Der Mönch und sein Sohn

Ein alter Mönch saß vor seinem Kloster und betrachtete den Sonnenuntergang.

Neben ihm saß sein Sohn.

Der Sohn war bekannt dafür, immer die falschen Fragen zur richtigen Zeit zu stellen.

Eine Weile schwiegen beide.

Dann fragte der Sohn:

„Vater, wann wird ein Mensch weise?“

Der Mönch dachte lange nach.

Schließlich antwortete er:

„Wenn er erkennt, dass er nicht alles weiß.“

Der Sohn nickte.

„Und wann wird ein Mensch erleuchtet?“

Der Mönch dachte noch länger nach.

Dann sagte er:

„Wenn er erkennt, dass er auch das nicht weiß.“

Der Sohn überlegte.

Dann begann er zu grinsen.

„Und wann wird ein Mensch wirklich frei?“

Der Mönch lächelte.

„Wenn er aufhört, gegen die Wahrheit zu kämpfen.“

Der Sohn dachte nach.

Dann begann er laut zu lachen.

Der Mönch runzelte die Stirn.

„Was ist so lustig?“

Der Sohn antwortete:

„Die meisten Menschen kämpfen ihr ganzes Leben gegen die Wahrheit und nennen es Erkenntnis.“

Der Mönch schwieg.

Nach einer Weile nickte er.

„Das war eine gute Antwort.“

Der Sohn grinste.

„Danke. Die habe ich von dir gelernt.“

Der Mönch lächelte.

„Dann habe ich wohl doch nicht alles falsch gemacht.“

Der Sohn lachte noch lauter.

„Siehst du!
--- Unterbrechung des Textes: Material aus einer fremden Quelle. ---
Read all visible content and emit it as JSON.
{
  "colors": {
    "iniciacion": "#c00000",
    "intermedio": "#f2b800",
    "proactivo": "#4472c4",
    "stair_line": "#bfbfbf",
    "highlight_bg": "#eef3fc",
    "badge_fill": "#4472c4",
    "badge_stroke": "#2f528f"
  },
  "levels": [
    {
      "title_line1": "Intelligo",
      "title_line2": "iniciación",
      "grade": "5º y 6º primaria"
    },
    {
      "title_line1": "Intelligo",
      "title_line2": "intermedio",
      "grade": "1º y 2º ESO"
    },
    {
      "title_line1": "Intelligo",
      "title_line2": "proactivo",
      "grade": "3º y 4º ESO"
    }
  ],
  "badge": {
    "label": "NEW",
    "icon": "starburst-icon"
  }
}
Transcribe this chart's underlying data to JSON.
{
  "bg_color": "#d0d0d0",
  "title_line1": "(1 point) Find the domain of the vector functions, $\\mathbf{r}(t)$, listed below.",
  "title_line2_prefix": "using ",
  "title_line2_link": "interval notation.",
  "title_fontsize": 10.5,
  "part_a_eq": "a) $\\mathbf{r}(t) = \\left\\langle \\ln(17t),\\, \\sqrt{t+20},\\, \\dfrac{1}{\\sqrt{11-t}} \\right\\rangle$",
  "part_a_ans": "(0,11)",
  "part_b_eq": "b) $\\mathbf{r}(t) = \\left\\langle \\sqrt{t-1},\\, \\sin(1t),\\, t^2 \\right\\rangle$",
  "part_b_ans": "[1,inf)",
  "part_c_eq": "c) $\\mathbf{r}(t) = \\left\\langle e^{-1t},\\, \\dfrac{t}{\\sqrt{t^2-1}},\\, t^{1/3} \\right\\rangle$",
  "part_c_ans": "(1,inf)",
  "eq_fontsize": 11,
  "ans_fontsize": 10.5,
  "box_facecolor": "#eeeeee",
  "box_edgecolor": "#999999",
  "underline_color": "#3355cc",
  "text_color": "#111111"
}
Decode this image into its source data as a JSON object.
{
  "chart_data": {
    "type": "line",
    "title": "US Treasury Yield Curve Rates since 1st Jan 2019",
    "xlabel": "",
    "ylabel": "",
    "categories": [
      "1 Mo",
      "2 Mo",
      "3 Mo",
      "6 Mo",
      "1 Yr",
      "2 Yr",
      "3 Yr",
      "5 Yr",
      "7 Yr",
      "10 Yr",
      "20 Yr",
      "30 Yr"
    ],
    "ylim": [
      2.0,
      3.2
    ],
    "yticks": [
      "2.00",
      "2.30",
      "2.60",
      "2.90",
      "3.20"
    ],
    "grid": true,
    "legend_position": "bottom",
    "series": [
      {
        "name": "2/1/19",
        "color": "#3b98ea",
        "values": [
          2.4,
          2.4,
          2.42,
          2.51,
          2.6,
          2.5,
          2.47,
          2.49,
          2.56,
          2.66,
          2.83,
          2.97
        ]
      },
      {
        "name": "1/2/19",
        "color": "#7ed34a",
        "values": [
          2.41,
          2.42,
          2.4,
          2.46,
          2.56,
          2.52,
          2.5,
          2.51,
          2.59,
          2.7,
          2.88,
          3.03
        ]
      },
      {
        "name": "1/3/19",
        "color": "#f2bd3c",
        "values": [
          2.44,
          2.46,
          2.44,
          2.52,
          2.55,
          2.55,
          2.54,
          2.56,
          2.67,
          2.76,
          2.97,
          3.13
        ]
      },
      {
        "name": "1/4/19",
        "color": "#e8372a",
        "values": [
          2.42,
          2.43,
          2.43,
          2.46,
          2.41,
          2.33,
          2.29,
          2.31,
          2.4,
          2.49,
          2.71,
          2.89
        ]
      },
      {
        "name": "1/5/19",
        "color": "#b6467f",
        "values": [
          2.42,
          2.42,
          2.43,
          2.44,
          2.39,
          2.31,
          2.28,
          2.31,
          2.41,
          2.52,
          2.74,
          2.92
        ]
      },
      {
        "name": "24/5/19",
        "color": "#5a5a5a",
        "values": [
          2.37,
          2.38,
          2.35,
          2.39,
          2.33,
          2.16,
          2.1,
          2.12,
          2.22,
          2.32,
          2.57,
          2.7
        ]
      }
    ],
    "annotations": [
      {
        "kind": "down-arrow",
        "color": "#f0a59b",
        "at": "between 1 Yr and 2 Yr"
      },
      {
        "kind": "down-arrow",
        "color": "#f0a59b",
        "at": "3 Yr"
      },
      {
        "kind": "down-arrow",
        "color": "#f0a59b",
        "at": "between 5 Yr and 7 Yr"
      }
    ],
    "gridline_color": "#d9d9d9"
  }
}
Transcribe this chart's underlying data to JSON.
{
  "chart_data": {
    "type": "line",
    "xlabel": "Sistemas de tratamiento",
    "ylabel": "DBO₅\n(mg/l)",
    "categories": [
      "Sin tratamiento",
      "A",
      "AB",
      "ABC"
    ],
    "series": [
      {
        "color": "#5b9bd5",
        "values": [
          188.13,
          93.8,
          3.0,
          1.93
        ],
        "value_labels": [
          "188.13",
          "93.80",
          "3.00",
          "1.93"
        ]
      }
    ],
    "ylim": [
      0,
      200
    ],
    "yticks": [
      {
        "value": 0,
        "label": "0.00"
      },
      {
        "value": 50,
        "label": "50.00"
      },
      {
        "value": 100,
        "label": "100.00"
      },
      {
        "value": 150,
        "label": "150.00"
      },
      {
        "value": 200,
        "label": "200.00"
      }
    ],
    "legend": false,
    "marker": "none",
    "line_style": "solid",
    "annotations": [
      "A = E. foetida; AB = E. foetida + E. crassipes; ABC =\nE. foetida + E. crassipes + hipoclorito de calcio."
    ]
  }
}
Genau deswegen mag ich dich.“

„Warum?“

„Weil du über dich selbst lachen kannst.“

Der Mönch betrachtete lange den Horizont.

Dann sprach er:

„Wer nicht mehr über sich selbst lachen kann, wird Gefangener seiner eigenen Geschichte.“

Der Sohn nickte.

„Und wer wieder über sich selbst lachen kann?“

Da begann der alte Mönch herzlich zu lachen.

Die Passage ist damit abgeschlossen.